Jusqu’à présent, environ dix-sept partis politiques existent légalement et environ une dizaine d’autres auront leurs agréments d’ici fin avril de l’année en cours. Même les dossiers de demandes d’agréments, mis sous les boisseaux depuis plus de cinq ans, le régime dictatorial d’Alger a décidé subitement de les remettre à la surface.

Pour la journée de ce jeudi, c’est le parti dénommé Hizb El Moustakbel A Dimokraâti (Parti de l’avenir et Démocratique) qui a fait parler à Tizi-Ouzou. En effet, dans le cadre de la préparation des assises nationales prévues pour la fin du mois en cours à Alger – qui se tiendront probablement, le 28 février – sous la présidence de M. El Hachemi Lahlali, s’est tenu à la maison de la culture Mouloud Mammeri une réunion des adhérents et militants de ce nouveau parti à l’effet de choisir les participants à cette future rencontre constitutive. Et par cette même occasion, M. Lahlali et ses camarades de la tribune ont essayé de convaincre l’assistance sur les raisons de la création de leur parti et ses objectifs. C’est dans ce sens que l’orateur a critiqué directement le régime en place et indirectement les partis politiques démocrates déjà existants depuis longtemps pour « leur échec » ainsi que l’islamisme. A propos de celui-ci, M. Lahlali a déclaré que « dès lors que l’islam est la religion de l’Etat et la langue arabe est officielle, il y a pas lieu de continuer à seriner là-dessus ».

M. El Hachemi Lahlali est très jeune. Aussi, son inexpérience politique est flagrante. Sans vouloir le frustrer ou le dénigrer, le chef de file de la wilaya de Tizi-Ouzou pour le compte de Hizb El Moustakbel A Dimokrati, a commis des bourdes dans son discours.

Tout d’abord, il a commencé par énoncer que son parti veillera à l’unité nationale et l’intégrité territoriale et, au même temps, il a versé carrément dans l’insulte à l’endroit des Américains. Ceux-ci, l’orateur les qualifiés tout bonnement de « terroristes ». Pour appuyer « sa thèse », le représentant de Hizb El Moustakbel à Tizi-Ouzou a cité candidement l’intervention militaire américaine en Afghanistan et certaines pénétrations dans l’espace aérien du Pakistan.

Pour l’unité nationale et l’intégrité nationale « menacées », M. Lahlali a voulu désigner du doigt la famille militante et patriotique du MAK. Etant un néophyte de la politique, le jeune orateur a tout simplement révélé l’ordre de mission et la feuille de route que le Département du Renseignement et de la Sécurité (DRS) a remis aux hauts responsables de Hizb El Moustakbal A Dimokrati dont El You El Badri le fondateur.

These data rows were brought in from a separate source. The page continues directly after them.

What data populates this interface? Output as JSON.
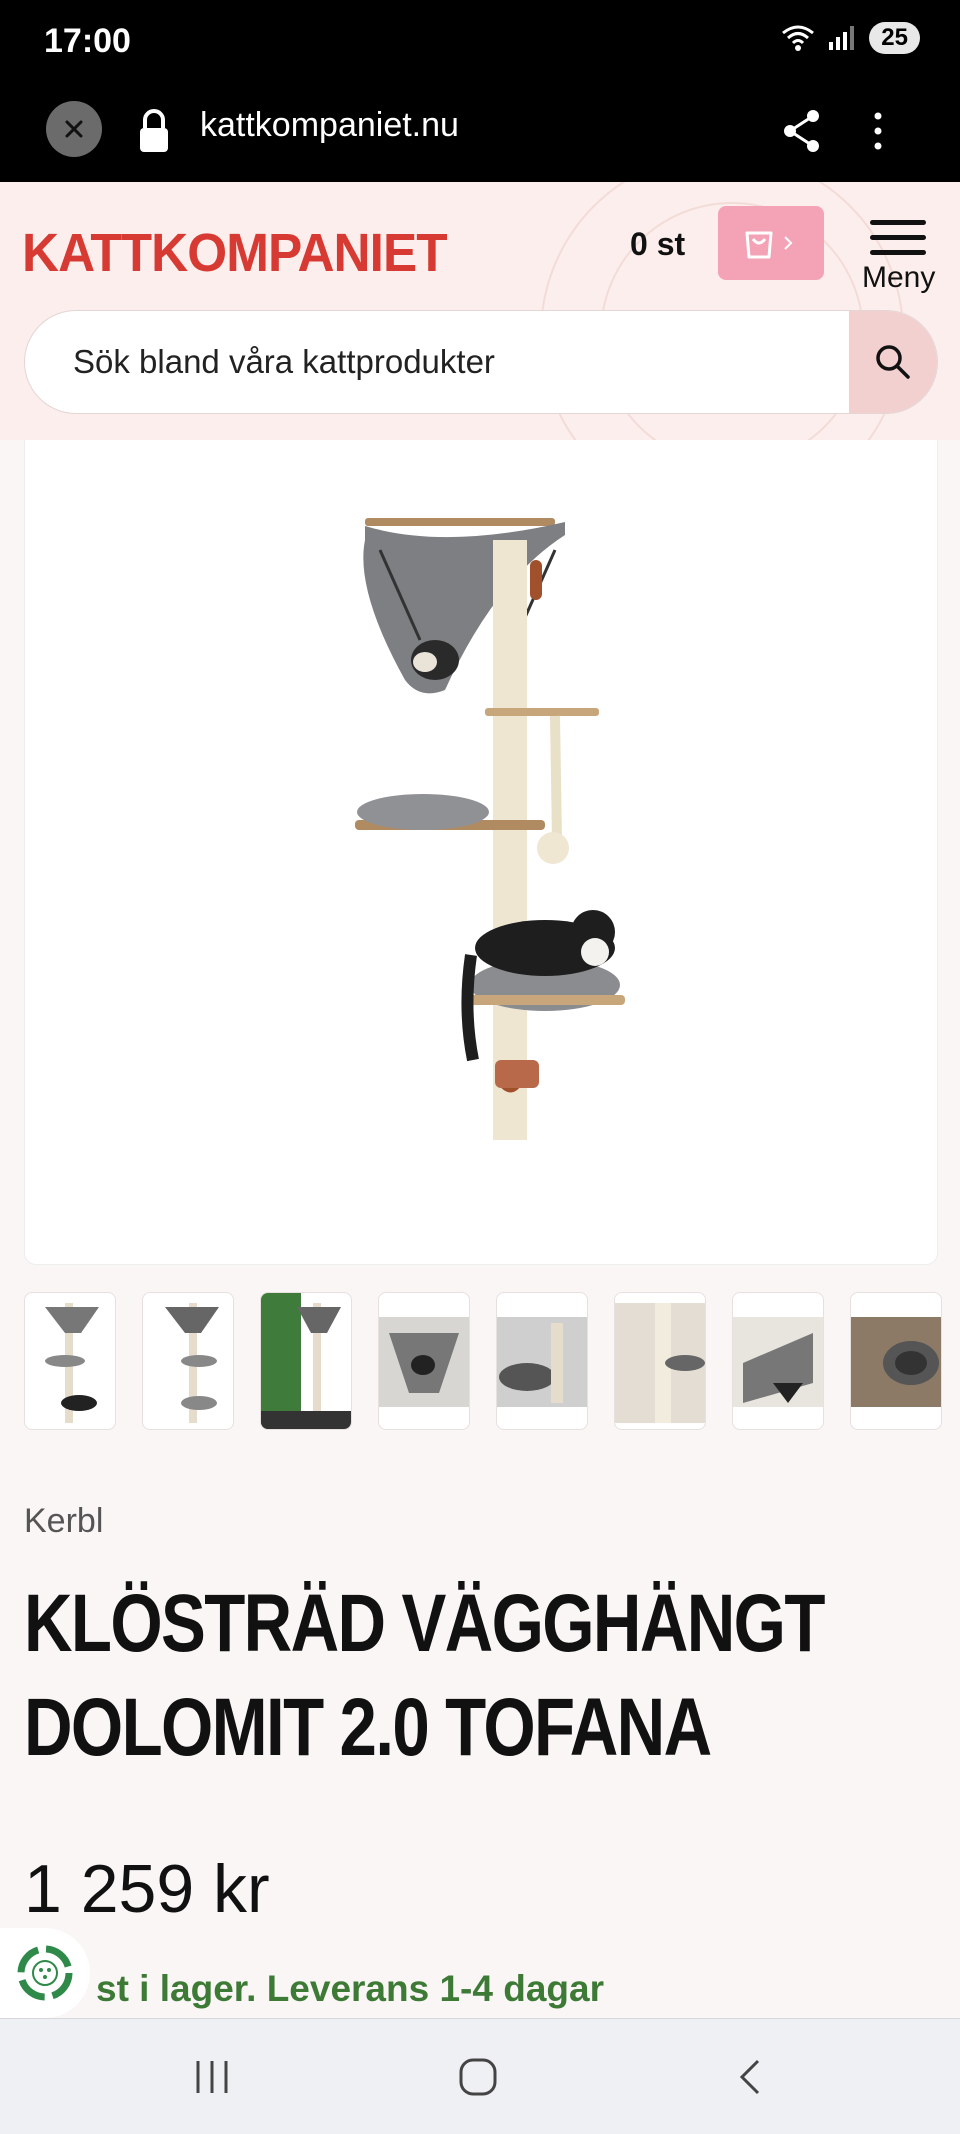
{
  "status_bar": {
    "time": "17:00",
    "battery": "25"
  },
  "browser": {
    "url": "kattkompaniet.nu"
  },
  "header": {
    "logo": "KATTKOMPANIET",
    "cart_count": "0 st",
    "menu_label": "Meny",
    "search_placeholder": "Sök bland våra kattprodukter"
  },
  "product": {
    "brand": "Kerbl",
    "title_line1": "KLÖSTRÄD VÄGGHÄNGT",
    "title_line2": "DOLOMIT 2.0 TOFANA",
    "price": "1 259 kr",
    "stock": "st i lager. Leverans 1-4 dagar",
    "thumbnail_count": 8
  },
  "colors": {
    "brand_red": "#d63a32",
    "cart_pink": "#f4a3b7",
    "header_bg": "#fbeeec",
    "stock_green": "#3d7a36"
  }
}
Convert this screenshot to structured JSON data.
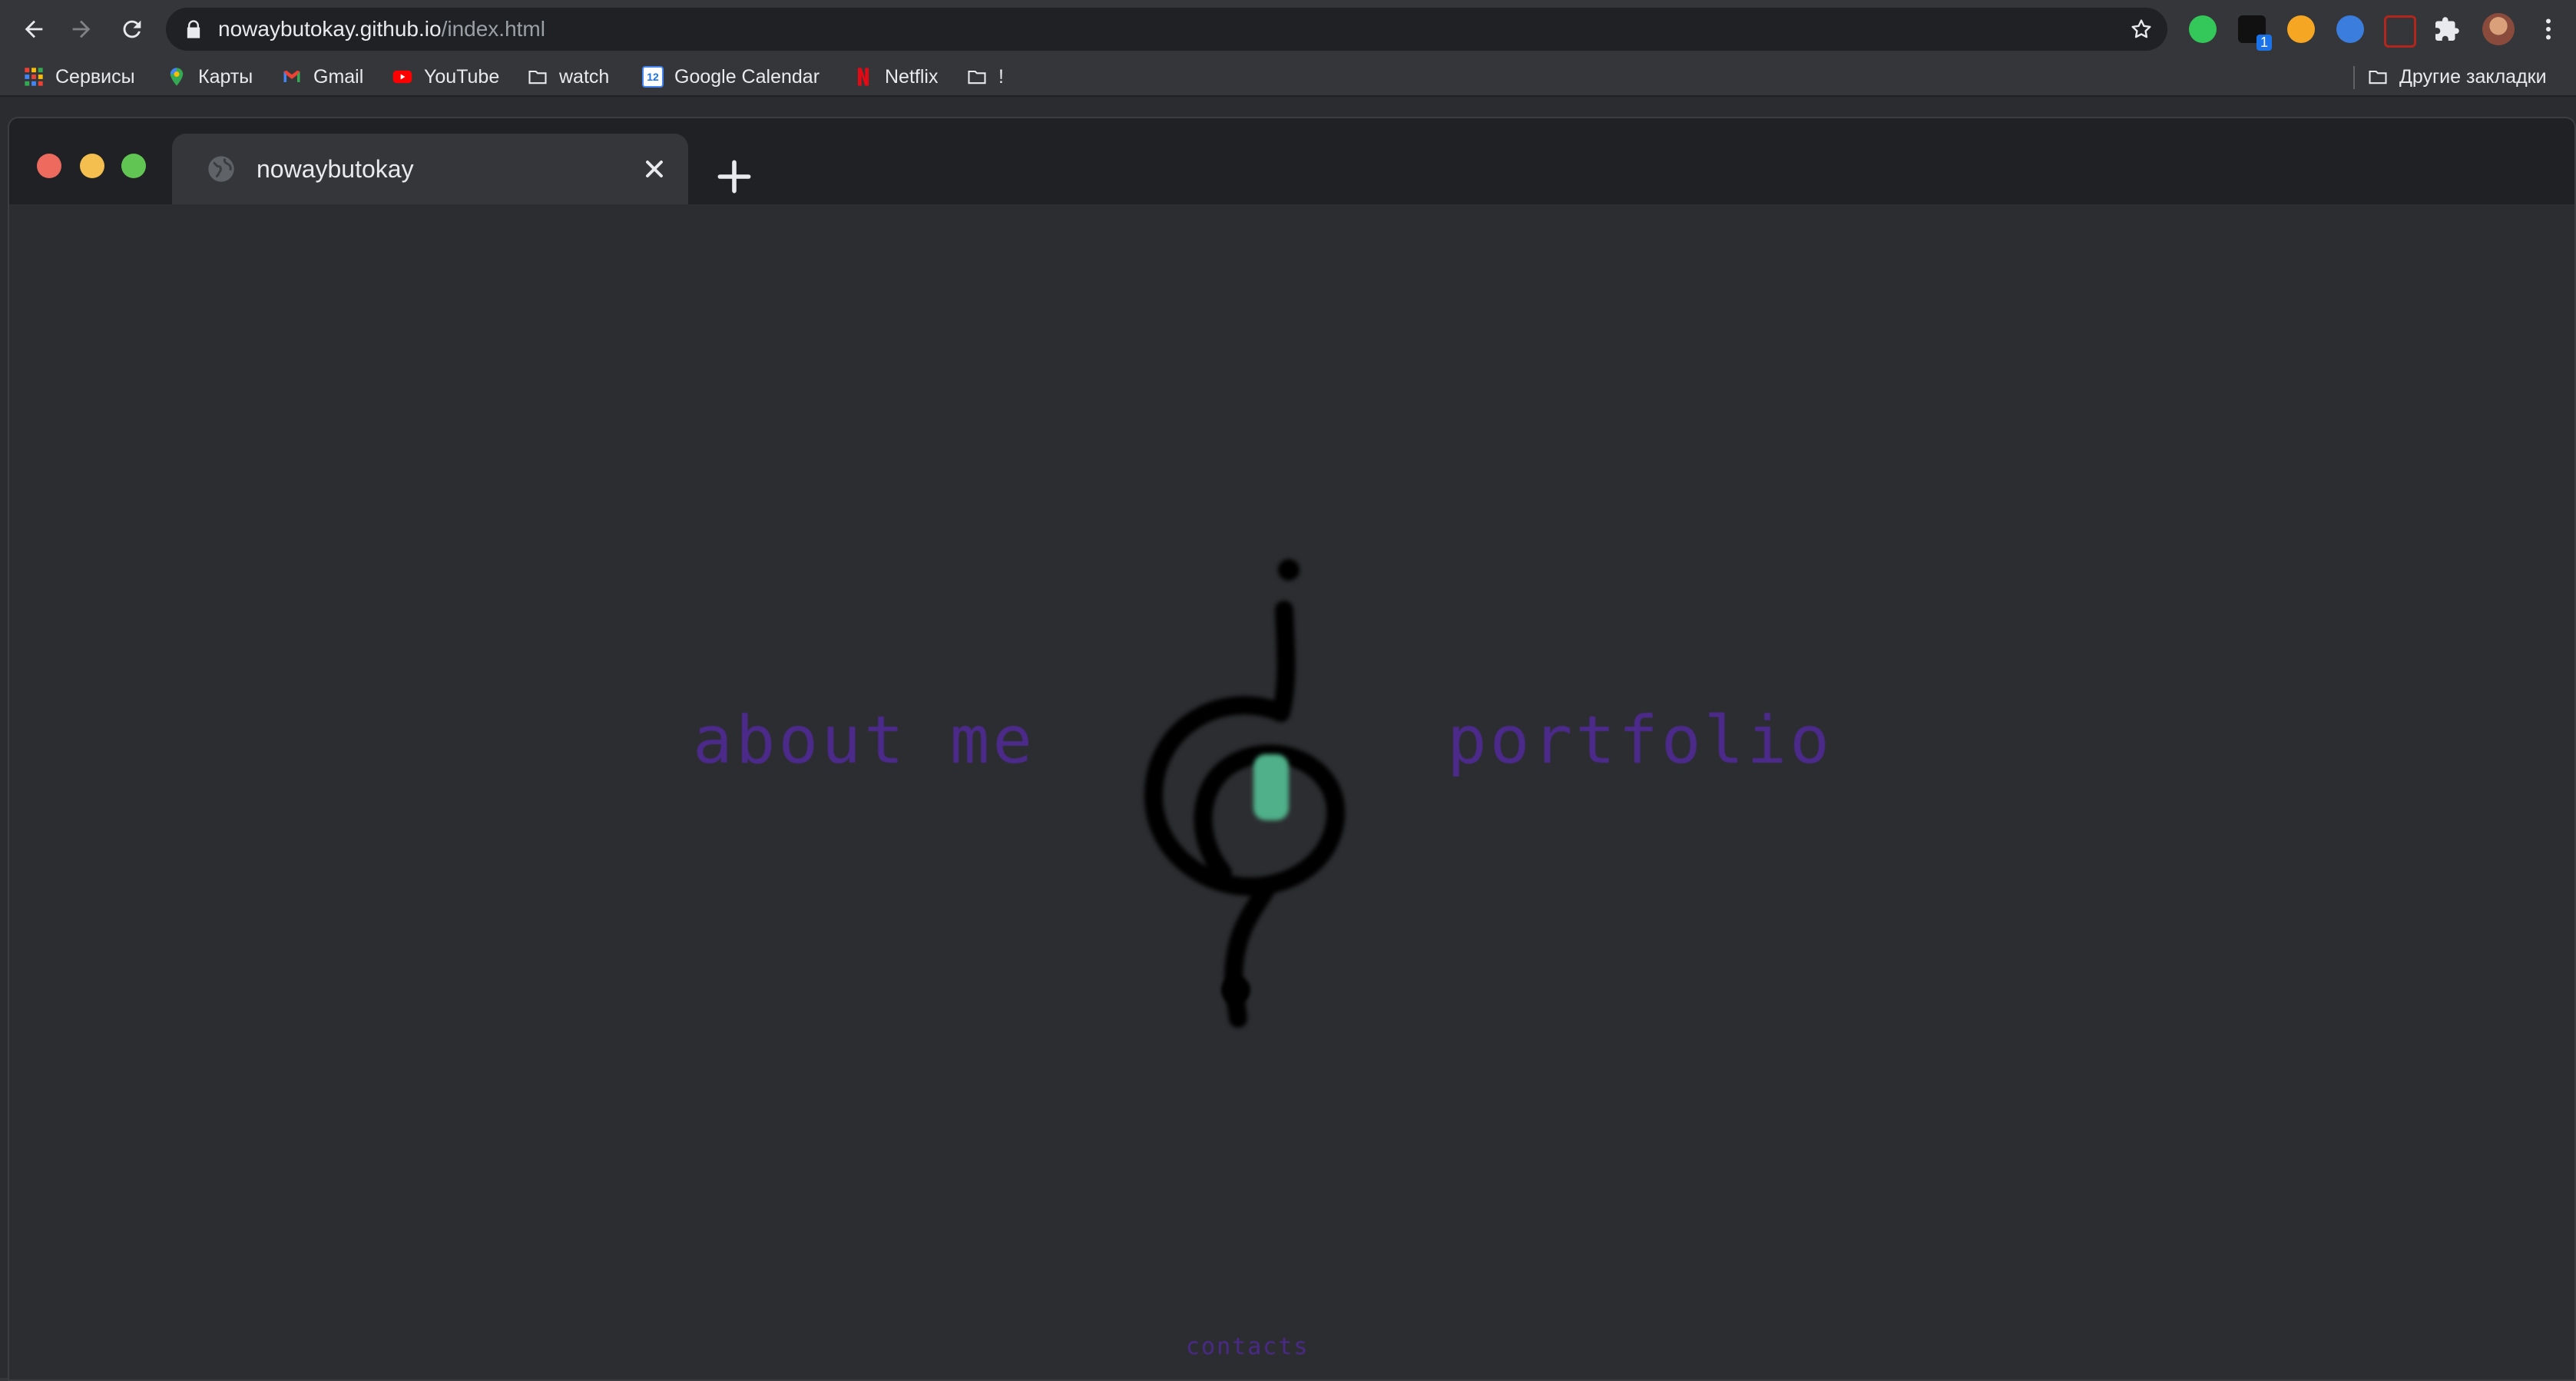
{
  "browser": {
    "url_host": "nowaybutokay.github.io",
    "url_path": "/index.html",
    "extension_badge": "1",
    "colors": {
      "toolbar": "#35363a",
      "omnibox": "#202124",
      "text": "#e8eaed",
      "text_dim": "#9aa0a6"
    }
  },
  "bookmarks": {
    "items": [
      {
        "label": "Сервисы",
        "icon": "apps-grid-icon"
      },
      {
        "label": "Карты",
        "icon": "maps-pin-icon"
      },
      {
        "label": "Gmail",
        "icon": "gmail-icon"
      },
      {
        "label": "YouTube",
        "icon": "youtube-icon"
      },
      {
        "label": "watch",
        "icon": "folder-icon"
      },
      {
        "label": "Google Calendar",
        "icon": "calendar-icon"
      },
      {
        "label": "Netflix",
        "icon": "netflix-icon"
      },
      {
        "label": "!",
        "icon": "folder-icon"
      }
    ],
    "other": "Другие закладки",
    "calendar_day": "12"
  },
  "inner_browser": {
    "tab_title": "nowaybutokay",
    "traffic_colors": [
      "#ed6a5e",
      "#f4bf4f",
      "#61c554"
    ]
  },
  "page": {
    "nav": {
      "about": "about me",
      "portfolio": "portfolio",
      "contacts": "contacts"
    },
    "colors": {
      "link": "#4b2a8a",
      "logo_stroke": "#000000",
      "eye": "#4fb08a",
      "background": "#2c2d30"
    }
  }
}
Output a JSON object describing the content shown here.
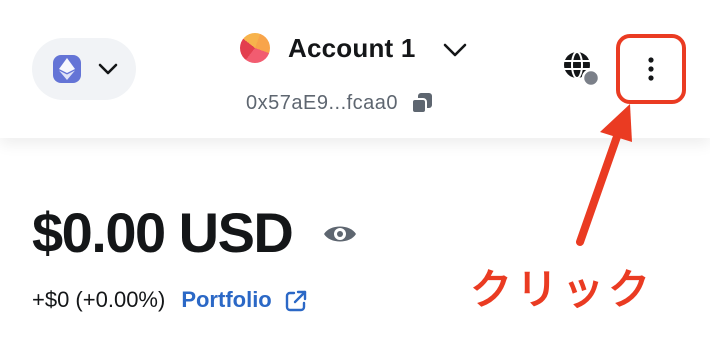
{
  "header": {
    "network": {
      "icon": "ethereum-icon",
      "chevron_icon": "chevron-down-icon"
    },
    "account": {
      "name": "Account 1",
      "avatar_icon": "jazzicon-avatar",
      "address": "0x57aE9...fcaa0",
      "copy_icon": "copy-icon"
    },
    "connected_sites_icon": "globe-icon",
    "menu_icon": "vertical-dots-icon"
  },
  "balance": {
    "amount": "$0.00",
    "currency": "USD",
    "visibility_icon": "eye-icon",
    "change": "+$0 (+0.00%)",
    "portfolio_label": "Portfolio",
    "portfolio_icon": "external-link-icon"
  },
  "annotation": {
    "label": "クリック",
    "color": "#ea3b22"
  },
  "colors": {
    "accent": "#2b68c6",
    "annotation": "#ea3b22",
    "network_badge": "#6474d6"
  }
}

Ceci noté, nous devons relever que toujours dans le cadre de la création de ces partis à la dimension d’association de « petits maris battus par leurs épouses devant leurs amants », dimanche prochain, la maison de la culture Mouloud Mammeri de Tizi-Ouzou regroupera dans son espace les adhérents de Djabhat El Moustakbal (Front de l’Avenir). C’est la course effrénée de ces petites gens en quête d’un sandwich gratuit.

Les simples citoyens, quant à eux, n’ont manifesté jusqu’à présent guère de surprise devant toute cette agitation. Mais en revanche, ils sont désagréablement surpris par l’attitude du Front des Forces Socialistes (FFS). Selon la rumeur, le président « incontesté » de ce parti, M. Hocine Aït-Ahmed, a négocié son quota de sièges pour le futur Parlement. Bien des avis compétents notent que non seulement le nombre de sièges exigés par Hocine Aït-Ahmed est d’au moins une soixantaine mais aussi exigé à ce que le FFS représente les 48 wilayas du pays au niveau de l’hémicycle Zirout Youcef ainsi que la présidence d’un certain nombre de commissions parlementaires. La grande énigme pour les observateurs de la scène politique algérienne est ce soudain changement d’attitude et de conduite de l’« indomptable » Hocine Aït-Ahmed. « Comment est-ce possible pour un homme qui, durant 70 ans de lutte et de combat politiques a jeté d’une simple chiquenaude toutes les propositions de sa corruption, a, au couchant de sa vie, décidé d’effectuer une manœuvre à 180° ? Bien sûr, les observateurs politiques écartent tout élément corruptif concernant ce choix de Hocine Aït-Ahmed. Qu’est-ce qui a poussé donc un homme de 86 ans qui a passé toute sa vie à défendre les principes de la démocratie universellement reconnus, à accepter la proposition du DRS, institution d’ailleurs qu’il a toujours accusée d’être responsable de tous les maux que connaît l’Algérie ?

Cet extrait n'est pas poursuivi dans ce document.